For me I was homesick for the first year after I moved to MI w/ DH. Part of the problem was that I hated the area. Since moving to WI (I LOVE where I live now) I do not have that same feeling and am ready to get back home after a week of visiting the parents. :)
 
If you know Dallas is the better choice for your family then you have to take the leap of faith.
Good Luck and I hope to join there soon! (dh is being considered for another position) We are trying to get out of here!
 
I agree -- Dallas sounds like the better choice for y'all. And after all, 8 hours isn't *that* far. You can still go to visit on long weekends and holidays and stuff.
 
I voted for Dallas too. It seems the opportunities are all there. I know it will be hard to be away from family (and LSU games for that matter), but honestly it's not a bad drive to get back home and it's true about the flights from Dallas to NO. You can get pretty decent fares since it's a straight shot with no layovers.

Best of luck to you all in your decision!
 
Here's my 2 cents: I did move across the country from family when I was young.
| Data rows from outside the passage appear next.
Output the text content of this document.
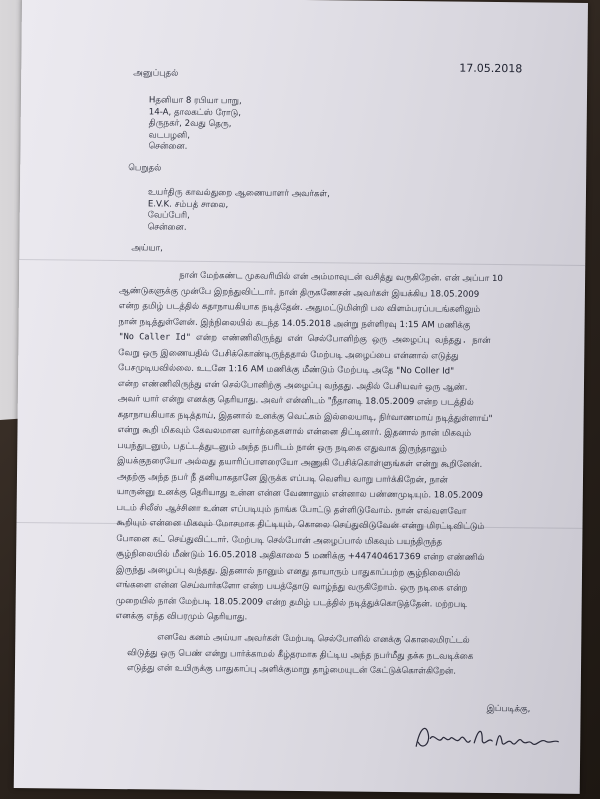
17.05.2018
அனுப்புதல்
Hதனியா 8 ரபியா பாறு,
14-A, தாலகட்ஸ் ரோடு,
திருநகர், 2வது தெரு,
வடபழனி,
சென்னை.
பெறுதல்
உயர்திரு காவல்துறை ஆணையாளர் அவர்கள்,
E.V.K. சம்பத் சாலை,
வேப்பேரி,
சென்னை.
அய்யா,
நான் மேற்கண்ட முகவரியில் என் அம்மாவுடன் வசித்து வருகிறேன். என் அப்பா 10
ஆண்டுகளுக்கு முன்பே இறந்துவிட்டார். நான் திருகணேசன் அவர்கள் இயக்கிய 18.05.2009
என்ற தமிழ் படத்தில் கதாநாயகியாக நடித்தேன். அதுமட்டுமின்றி பல விளம்பரப்படங்களிலும்
நான் நடித்துள்ளேன். இந்நிலையில் கடந்த 14.05.2018 அன்று நள்ளிரவு 1:15 AM மணிக்கு
"No Caller Id" என்ற எண்ணிலிருந்து என் செல்போனிற்கு ஒரு அழைப்பு வந்தது. நான்
வேறு ஒரு இணையதில் பேசிக்கொண்டிருந்ததால் மேற்படி அழைப்பை என்னால் எடுத்து
பேசமுடியவில்லை. உடனே 1:16 AM மணிக்கு மீண்டும் மேற்படி அதே "No Coller Id"
என்ற எண்ணிலிருந்து என் செல்போனிற்கு அழைப்பு வந்தது. அதில் பேசியவர் ஒரு ஆண்.
அவர் யார் என்று எனக்கு தெரியாது. அவர் என்னிடம் "நீதானடி 18.05.2009 என்ற படத்தில்
கதாநாயகியாக நடித்தாய், இதனால் உனக்கு வெட்கம் இல்லையாடி, நிர்வாணமாய் நடித்துள்ளாய்"
என்று கூறி மிகவும் கேவலமான வார்த்தைகளால் என்னை திட்டினார். இதனால் நான் மிகவும்
பயந்துடனும், பதட்டத்துடனும் அந்த நபரிடம் நான் ஒரு நடிகை எதுவாக இருந்தாலும்
இயக்குநரையோ அல்லது தயாரிப்பாளரையோ அணுகி பேசிக்கொள்ளுங்கள் என்று கூறினேன்.
அதற்கு அந்த நபர் நீ தனியாகதானே இருக்க எப்படி வெளிய வாறு பார்க்கிறேன், நான்
யாருன்னு உனக்கு தெரியாது உன்ன என்ன வேணாலும் என்னால பண்ணமுடியும். 18.05.2009
படம் சிலீஸ் ஆச்சினா உன்ன எப்படியும் நாங்க போட்டு தள்ளிடுவோம். நான் எவ்வளவோ
கூறியும் என்னை மிகவும் மோசமாக திட்டியும், கொலை செய்துவிடுவேன் என்று மிரட்டிவிட்டும்
போனை கட் செய்துவிட்டார். மேற்படி செல்போன் அழைப்பால் மிகவும் பயந்திருந்த
சூழ்நிலையில் மீண்டும் 16.05.2018 அதிகாலை 5 மணிக்கு +447404617369 என்ற எண்ணில்
இருந்து அழைப்பு வந்தது. இதனால் நானும் எனது தாயாரும் பாதுகாப்பற்ற சூழ்நிலையில்
எங்களை என்ன செய்வார்களோ என்ற பயத்தோடு வாழ்ந்து வருகிறோம். ஒரு நடிகை என்ற
முறையில் நான் மேற்படி 18.05.2009 என்ற தமிழ் படத்தில் நடித்துக்கொடுத்தேன். மற்றபடி
எனக்கு எந்த விபரமும் தெரியாது.
எனவே கனம் அய்யா அவர்கள் மேற்படி செல்போனில் எனக்கு கொலைமிரட்டல்
விடுத்து ஒரு பெண் என்று பார்க்காமல் கீழ்தரமாக திட்டிய அந்த நபர்மீது தக்க நடவடிக்கை
எடுத்து என் உயிருக்கு பாதுகாப்பு அளிக்குமாறு தாழ்மையுடன் கேட்டுக்கொள்கிறேன்.
இப்படிக்கு,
I loved living in a different area from where I'd grown up and it wasn't difficult until a few years ago. We lived there for about 15 years and had built a new support group of friends and co-workers. But the downside...

DD grew up with no family around. I really think she missed out on time with her grandparents, cousins, aunts & uncles. I ended up moving back about 4 years ago because my father was in such ill health and I was flying back and forth constantly. He passed away a year and a half ago and I'm so glad that I (and dd) got to spend more time with him before that happened. Now I'm close enough that I don't have to worry about my mom.

It's a tough decision, financially and emotionally. Just listen to your heart--you have to do what's right for you and your family. But, it sounds like you and your mom are really close and family is important.